The Fed´s monetary policy has become dysfunctional

Tim Duy is a well known “Fed Watcher”. As such what he writes does not necessarily reflect his views but what he sees as the Fed´s view. In “Fed intent on raising rates even if the economy sours”, we read:

A combination of weak labor force growth, solid employment growth, a lower unemployment rate, and firmer wage gains will tend to support the Fed’s view that the labor market needs to cool substantially to prevent inflationary pressures from building. Regardless of the estimate of the neutral interest rate, central bankers probably won’t think policy is restrictive until they see a pullback in the pace of activity.

That´s absurd! It is not unemployment or growth that “controls” inflation, but monetary policy. However, if the Fed believes that monetary policy is interest rate policy, monetary policy will control inflation through its effects on growth and unemployment. That´s a recipe for disaster!

If instead, you define the stance of monetary policy by the behavior of nominal spending (NGDP) growth, you will find that if the Fed strives to keep nominal spending growth stable, i.e. if the Fed obtains nominal stability, both inflation and real growth will be stable.

The dispersion charts below illustrate. For different periods the charts depict the dispersion of NGDP growth, real GDP growth & inflation (PCE Core).

The “Standard” is the “Great Moderation”. During those years, nominal spending (NGDP) growth dispersion (volatility) was “narrowly circumscribed”. Real growth and inflation dispersion during those years reflected that stability, just as the “Great Inflation” reflected the increasing dispersion of NGDP growth in an “upward” direction, and the “Great Recession” reflected the increase in nominal spending growth dispersion in a “downward” direction.

There is one caveat. The level of nominal spending (relative to trend) must be considered. For example, the charts below show that without additional information, it would be hard to distinguish the last few years from the second half of the 1990s. The behavior of inflation and unemployment is very similar in both periods.

If, however, you were shown data for the employment-population ratio or the labor force participation rate in the two periods, you would be able to “guess” which is which.

The next charts show that the level of nominal spending relative to (the same) trend is markedly different in the two periods.
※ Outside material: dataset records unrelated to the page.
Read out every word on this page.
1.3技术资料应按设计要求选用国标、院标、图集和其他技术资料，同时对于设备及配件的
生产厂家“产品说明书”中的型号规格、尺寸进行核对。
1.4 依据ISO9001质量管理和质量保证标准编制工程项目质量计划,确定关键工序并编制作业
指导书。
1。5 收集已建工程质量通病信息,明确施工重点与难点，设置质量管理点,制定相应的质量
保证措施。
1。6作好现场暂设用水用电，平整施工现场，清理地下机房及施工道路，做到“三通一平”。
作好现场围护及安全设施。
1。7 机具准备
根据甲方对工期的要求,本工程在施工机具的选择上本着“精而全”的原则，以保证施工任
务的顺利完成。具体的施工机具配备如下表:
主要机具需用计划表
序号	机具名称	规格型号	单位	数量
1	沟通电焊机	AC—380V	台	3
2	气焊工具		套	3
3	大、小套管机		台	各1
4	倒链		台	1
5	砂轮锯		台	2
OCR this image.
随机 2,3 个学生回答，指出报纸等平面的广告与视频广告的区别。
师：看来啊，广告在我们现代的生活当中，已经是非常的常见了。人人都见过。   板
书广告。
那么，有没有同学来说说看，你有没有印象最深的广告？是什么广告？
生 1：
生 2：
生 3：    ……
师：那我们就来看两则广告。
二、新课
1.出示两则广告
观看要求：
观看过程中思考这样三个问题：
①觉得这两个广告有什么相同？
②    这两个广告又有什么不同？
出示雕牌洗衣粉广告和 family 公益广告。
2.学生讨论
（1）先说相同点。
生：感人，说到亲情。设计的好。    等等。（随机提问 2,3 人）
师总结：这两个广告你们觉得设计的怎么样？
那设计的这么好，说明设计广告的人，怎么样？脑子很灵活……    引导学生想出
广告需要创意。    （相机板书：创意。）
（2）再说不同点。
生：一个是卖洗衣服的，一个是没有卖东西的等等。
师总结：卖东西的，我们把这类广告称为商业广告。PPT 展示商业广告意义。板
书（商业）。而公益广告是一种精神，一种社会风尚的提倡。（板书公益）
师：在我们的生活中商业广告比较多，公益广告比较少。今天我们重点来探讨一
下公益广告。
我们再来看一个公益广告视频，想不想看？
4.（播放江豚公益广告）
I believe that goes a long way in explaining why the labor force participation is so much lower at present. The “deniers” will say that mostly reflects demographic factors!

The next chart allows me to argue that targeting inflation is not the first best way of conducting monetary policy. Note that inflation in 1994 -05 and 2006 – 18 is the “same”. After “escaping” from the “stability circle” in 2008 -09, nominal spending growth was brought back inside the circle.  That means nominal spending growth has stabilized.

With that, inflation remains low & stable, just as it was before. However, since the Fed has kept the economy depressed (a much lower level of nominal spending), we are missing on many goodies that would be available if instead of inflation, the Fed targeted the level path of spending (just as it de facto did during the Great Moderation).